“Ey General! Çar’ına şöyle haber ver ki; Kafkasya’nın bağrında daha binlerce Ahulgo gibi kaleler var ve on binlerce Surhay kule yerini almıştır. Bunların hepsi Rabbine baş kaldırıp eceline susamış olanları beklemektedir. Silahlarınızın vücûdumda açtığı üç yarayı şifalı Dağıstan otlarından kendi ellerimle yaptığım ilâçlarla şimdiden iyileştirdim ve size karşı harp etmek üzere hazırlandım. Kalbimde açtığınız evlâd ü ıyâl ve hemşiremden gelen ayrı ayrı dört yaranın hiçbir hükmü yoktur. Geri kalan evlâd ü ıyâlimi de daha şimdiden vatana ve Allah yoluna kurban olarak adadım.

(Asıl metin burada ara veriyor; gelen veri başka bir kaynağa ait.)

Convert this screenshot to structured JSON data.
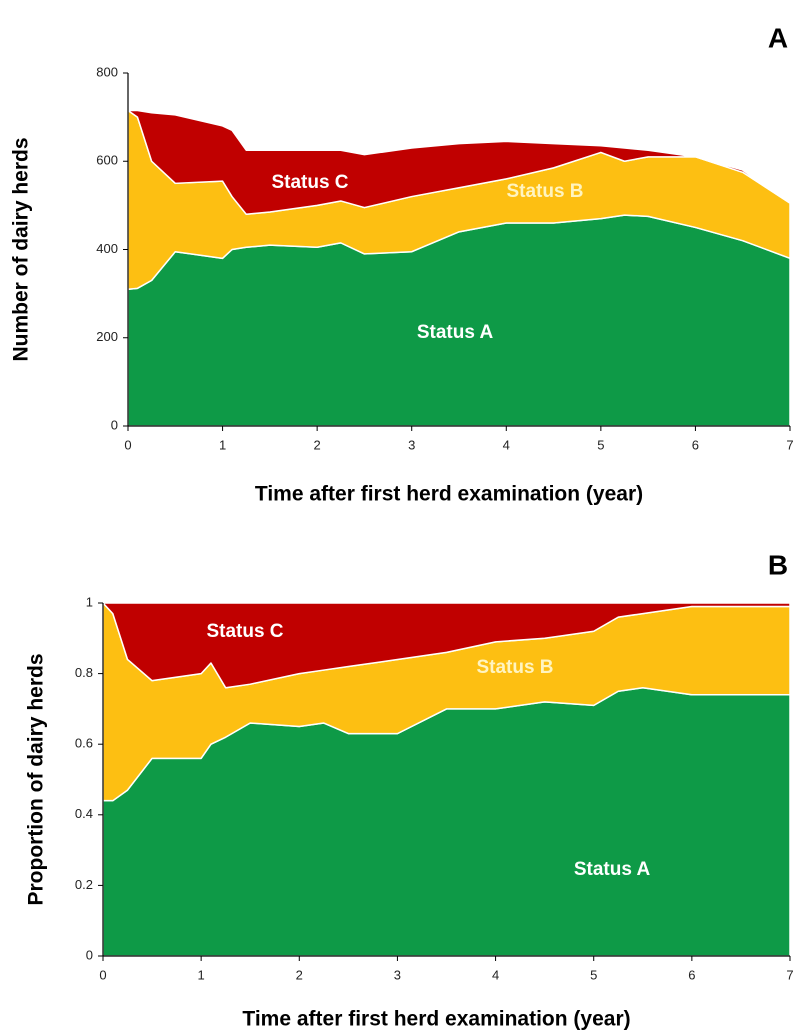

Size ve Çar’ınıza her şeyi bol bol vereceğiz, fakat vatanın hürriyet ve şerefini asla!
Ahulgo’da aldığınız kanlı ders kâfi gelmediyse, zengin Çar’ınızın ordularını ve hazinelerini ortaya dökerek tekrar geliniz. Askerlik şerefini lekeleyerek yalan söyleyiniz, vaadlerinizi inkâr ediniz, ormanlarımıza kundak sokunuz, ekinlerimizi yakınız, meyva ağaçlarımızı, bahçelerimizi kavurunuz. Bütün bunlar Kafkas’ın ezelî hürriyet ve istiklâl aşkını körüklemekten başka hiçbir işe yaramayacaktır! Çarlar ölecektir, Petro’larınız ve Katerina’larınız gibi Nikolay da gözleri arkasında geçip gidecektir. Fakat Kafkasya mutlaka kurtulacak, hür ve mes’ud olacaktır. Allah, hak ve vatan uğrunda çarpışanların yardımcısı olsun!”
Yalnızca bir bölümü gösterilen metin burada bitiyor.